As part of the Mana Battery team, Heather Platt promotes the use of sodium-ion batteries as a replacement for lithium-ion batteries based on their low costs, domestically abundant raw materials, and superior safety.
Heather A.S. Platt
Mana Battery
Platt is the director of Materials Engineering at Mana Battery, which advances the sodium-ion market by providing materials to manufacturers that improve battery performance and by supplying high-energy cells for grid storage and electric vehicles (EVs).
During West Gate, Platt is testing and evaluating the performance and lifespan of Mana's pouch cells—a type of battery used in cellphones, at commercially relevant scales—with the goal of facilitating prototype validation.
The rise of renewably generated electricity requires energy storage to ensure that consistent power is available, even during periods of low generation. The current solution, lithium-ion batteries, is not safe enough to place near population centers and is too expensive for widely deployed grid energy storage and EV applications. Sodium-ion batteries are a valid alternative, but current options have less than half the energy and shorter lifespans compared to lithium-ion technology.

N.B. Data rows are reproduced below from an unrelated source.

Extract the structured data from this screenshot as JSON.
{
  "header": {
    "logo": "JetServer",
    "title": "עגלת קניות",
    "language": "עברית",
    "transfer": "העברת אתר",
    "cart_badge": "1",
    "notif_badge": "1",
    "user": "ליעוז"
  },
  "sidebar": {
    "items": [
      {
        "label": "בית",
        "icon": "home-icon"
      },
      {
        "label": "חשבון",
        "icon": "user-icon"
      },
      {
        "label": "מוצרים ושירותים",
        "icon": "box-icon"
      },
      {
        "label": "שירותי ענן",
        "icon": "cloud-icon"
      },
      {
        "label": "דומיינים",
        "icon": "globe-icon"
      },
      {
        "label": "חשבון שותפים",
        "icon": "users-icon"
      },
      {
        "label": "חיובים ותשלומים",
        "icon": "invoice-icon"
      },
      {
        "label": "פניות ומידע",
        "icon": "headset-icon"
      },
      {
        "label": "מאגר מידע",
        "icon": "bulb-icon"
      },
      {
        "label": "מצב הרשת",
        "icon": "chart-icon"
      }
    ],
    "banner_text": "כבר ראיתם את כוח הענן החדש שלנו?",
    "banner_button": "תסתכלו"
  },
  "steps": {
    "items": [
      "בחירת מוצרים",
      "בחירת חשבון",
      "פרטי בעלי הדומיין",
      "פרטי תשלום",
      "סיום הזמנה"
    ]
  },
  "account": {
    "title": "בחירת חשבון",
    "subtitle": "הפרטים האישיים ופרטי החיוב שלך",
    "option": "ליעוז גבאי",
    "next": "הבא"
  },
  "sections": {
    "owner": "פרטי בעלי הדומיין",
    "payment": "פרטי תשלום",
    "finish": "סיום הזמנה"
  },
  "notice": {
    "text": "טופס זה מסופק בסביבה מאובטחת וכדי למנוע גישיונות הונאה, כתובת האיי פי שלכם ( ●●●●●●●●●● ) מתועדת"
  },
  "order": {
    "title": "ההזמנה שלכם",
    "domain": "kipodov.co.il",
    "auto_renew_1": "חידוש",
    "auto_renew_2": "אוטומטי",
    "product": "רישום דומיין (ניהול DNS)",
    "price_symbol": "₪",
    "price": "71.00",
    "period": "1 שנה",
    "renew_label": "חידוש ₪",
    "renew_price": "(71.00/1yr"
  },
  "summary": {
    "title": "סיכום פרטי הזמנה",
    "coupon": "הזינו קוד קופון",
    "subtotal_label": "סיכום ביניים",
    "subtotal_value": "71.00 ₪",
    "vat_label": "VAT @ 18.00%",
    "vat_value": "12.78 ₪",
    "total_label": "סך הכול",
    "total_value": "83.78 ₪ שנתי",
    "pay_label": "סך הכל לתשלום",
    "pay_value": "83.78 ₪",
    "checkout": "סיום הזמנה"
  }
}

Mana is developing sodium-ion battery cells that provide energy levels comparable to lithium-ion cells at 35%–75% of the cost. Moreover, sodium-ion batteries can be made with minerals readily available in the United States, enabling a rapid build-out of a secure material supply chain. This solution will provide affordable energy storage and EV batteries while reducing carbon emissions.
Mana improves the lifespan of high-energy sodium-ion batteries through new electrolyte compositions that create stable layers on the electrodes. In lab tests, its "Generation 1" cells have shown that they can last more than twice as long as standard sodium-ion systems.